In the course of a criminal investigation, sometimes the government requests information
on Google users. Here’s how we protect users’ information from
excessive requests, while also following the law. Let’s say the federal authorities want information
from Google about user HughDunnit22. Google protects your rights by upholding the
Fourth Amendment. The law requires authorities to use a search
warrant when seeking private content — like email. If there’s enough evidence to support an application
for a search warrant, the Investigator heads to court. The Judge inspects the application, and if
satisfied, issues a search warrant. Then it’s served on Google. First stop? The Screener. The Screener sorts
and prioritizes search warrants. If it’s an urgent matter like child safety,
it’s given high priority. Next stop – the Producer. The Producer examines warrants and protects
users by catching errors and determining what information to provide. They fix glitches so we don’t access someone
else’s account. Sometimes they’re illegible, or the user name
is misspelled. Or the request is meant for a different company. Sometimes, the data request is so vague and
broad we have to go back, narrow it down, and play
catch up. So, we’ll get a hold of investigators to narrow the warrant or go back to court to ask the Judge to amend the warrant. If legal and appropriate, Google notifies the user that law enforcement
made a data request. And looks closely at the warrant, to see exactly
what data to produce. Say the FBI wants all information and content
on HughDunnit22’s account. We’ll need to clarify.>>PRODUCER: Hey it’s Google, about that warrant.

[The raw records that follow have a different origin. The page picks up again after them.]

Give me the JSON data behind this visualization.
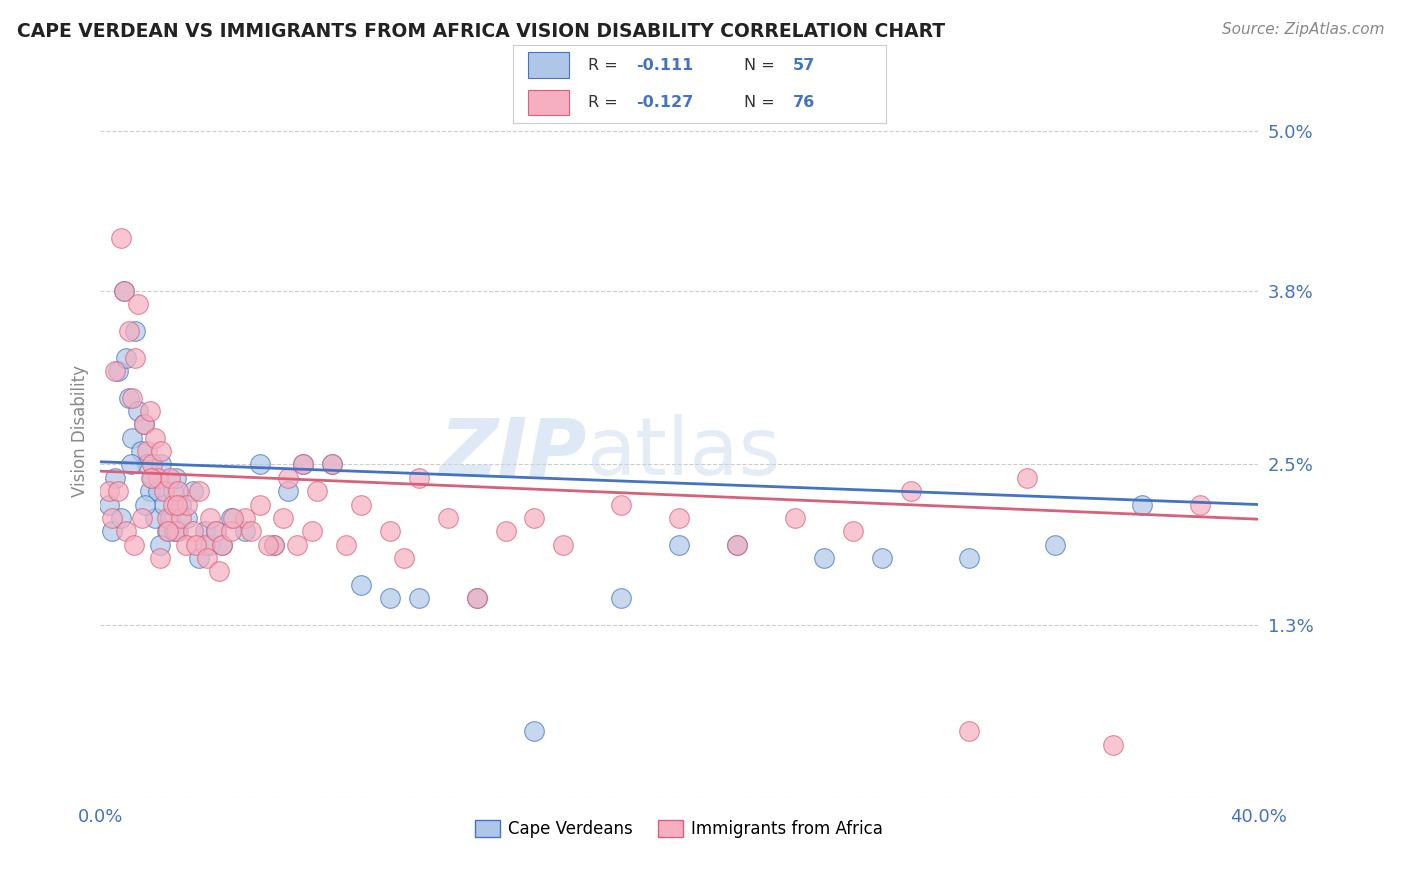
{
  "title": "CAPE VERDEAN VS IMMIGRANTS FROM AFRICA VISION DISABILITY CORRELATION CHART",
  "source": "Source: ZipAtlas.com",
  "ylabel": "Vision Disability",
  "ytick_vals": [
    0.0,
    1.3,
    2.5,
    3.8,
    5.0
  ],
  "ytick_labels": [
    "",
    "1.3%",
    "2.5%",
    "3.8%",
    "5.0%"
  ],
  "xlim": [
    0.0,
    40.0
  ],
  "ylim": [
    0.0,
    5.5
  ],
  "color_blue": "#aec6e8",
  "color_pink": "#f5afc0",
  "line_blue": "#4472c4",
  "line_pink": "#d9607a",
  "text_color": "#4472c4",
  "grid_color": "#cccccc",
  "blue_x": [
    0.3,
    0.5,
    0.6,
    0.8,
    0.9,
    1.0,
    1.1,
    1.2,
    1.3,
    1.4,
    1.5,
    1.6,
    1.7,
    1.8,
    1.9,
    2.0,
    2.1,
    2.2,
    2.3,
    2.4,
    2.5,
    2.6,
    2.7,
    2.8,
    3.0,
    3.2,
    3.4,
    3.6,
    3.8,
    4.0,
    4.2,
    4.5,
    5.0,
    5.5,
    6.0,
    6.5,
    7.0,
    8.0,
    9.0,
    10.0,
    11.0,
    13.0,
    15.0,
    18.0,
    20.0,
    22.0,
    25.0,
    27.0,
    30.0,
    33.0,
    36.0,
    0.4,
    0.7,
    1.05,
    1.55,
    2.05,
    2.55
  ],
  "blue_y": [
    2.2,
    2.4,
    3.2,
    3.8,
    3.3,
    3.0,
    2.7,
    3.5,
    2.9,
    2.6,
    2.8,
    2.5,
    2.3,
    2.4,
    2.1,
    2.3,
    2.5,
    2.2,
    2.0,
    2.1,
    2.3,
    2.4,
    2.0,
    2.2,
    2.1,
    2.3,
    1.8,
    2.0,
    1.9,
    2.0,
    1.9,
    2.1,
    2.0,
    2.5,
    1.9,
    2.3,
    2.5,
    2.5,
    1.6,
    1.5,
    1.5,
    1.5,
    0.5,
    1.5,
    1.9,
    1.9,
    1.8,
    1.8,
    1.8,
    1.9,
    2.2,
    2.0,
    2.1,
    2.5,
    2.2,
    1.9,
    2.0
  ],
  "pink_x": [
    0.3,
    0.5,
    0.7,
    0.8,
    1.0,
    1.1,
    1.2,
    1.3,
    1.5,
    1.6,
    1.7,
    1.8,
    1.9,
    2.0,
    2.1,
    2.2,
    2.3,
    2.4,
    2.5,
    2.6,
    2.7,
    2.8,
    3.0,
    3.2,
    3.4,
    3.6,
    3.8,
    4.0,
    4.2,
    4.5,
    5.0,
    5.5,
    6.0,
    6.5,
    7.0,
    7.5,
    8.0,
    9.0,
    10.0,
    11.0,
    12.0,
    14.0,
    16.0,
    18.0,
    20.0,
    22.0,
    24.0,
    26.0,
    28.0,
    30.0,
    32.0,
    35.0,
    38.0,
    0.4,
    0.6,
    0.9,
    1.15,
    1.45,
    1.75,
    2.05,
    2.35,
    2.65,
    2.95,
    3.3,
    3.7,
    4.1,
    4.6,
    5.2,
    5.8,
    6.3,
    6.8,
    7.3,
    8.5,
    10.5,
    13.0,
    15.0
  ],
  "pink_y": [
    2.3,
    3.2,
    4.2,
    3.8,
    3.5,
    3.0,
    3.3,
    3.7,
    2.8,
    2.6,
    2.9,
    2.5,
    2.7,
    2.4,
    2.6,
    2.3,
    2.1,
    2.4,
    2.2,
    2.0,
    2.3,
    2.1,
    2.2,
    2.0,
    2.3,
    1.9,
    2.1,
    2.0,
    1.9,
    2.0,
    2.1,
    2.2,
    1.9,
    2.4,
    2.5,
    2.3,
    2.5,
    2.2,
    2.0,
    2.4,
    2.1,
    2.0,
    1.9,
    2.2,
    2.1,
    1.9,
    2.1,
    2.0,
    2.3,
    0.5,
    2.4,
    0.4,
    2.2,
    2.1,
    2.3,
    2.0,
    1.9,
    2.1,
    2.4,
    1.8,
    2.0,
    2.2,
    1.9,
    1.9,
    1.8,
    1.7,
    2.1,
    2.0,
    1.9,
    2.1,
    1.9,
    2.0,
    1.9,
    1.8,
    1.5,
    2.1
  ]
}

>>INVESTIGATOR: Yep.>>PRODUCER: You need everything for all services?
>>INVESTIGATOR: Yep.>>PRODUCER: Gmail, YouTube, Photos —
>>INVESTIGATOR: Everything. That’s a lot of information that may not have
anything to do with the case. So, we’ll look to narrow the warrant.>>PRODUCER: This sounds like a case where
only email from the last month matters. How about we go with that?
>>INVESTIGATOR: Ok. That’ll do. We can then move forward. We then gather the information, carefully
and accurately. Done. Data is then sent to Investigators, along
with a Certificate of Authenticity. Matter closed for good? Not yet. We may need to show up in court and present
the data. A Producer may serve as Custodian of Records. The Custodian of Records travels and appears
in court. They may travel to authenticate the records, verifying that the data is exactly what Google provided.>>PROSECUTOR: [Indistinguishable]
>>CUSTODIAN OF RECORDS: [Indistinguishable]>>JUDGE: The records are hereby admitted
into evidence. Have a nice flight back. Matter closed. Let’s recap. The Judge signs the warrant. The Screener
sorts it. Producer takes over. Oops there’s a problem.
Wrong company. Wrong user. Vague request? Broad request? Go back and
play catch up. Whoa! Narrow the scope, okay, time to gather
data, gathering, double-checking… What’s the cow doing here? Deliver the data. Now hand it over to the
Custodian. Nice mustache. He flies to court, authenticates, matter closed. That’s how we respond to a US search warrant, while working hard to protect our users’ privacy and security.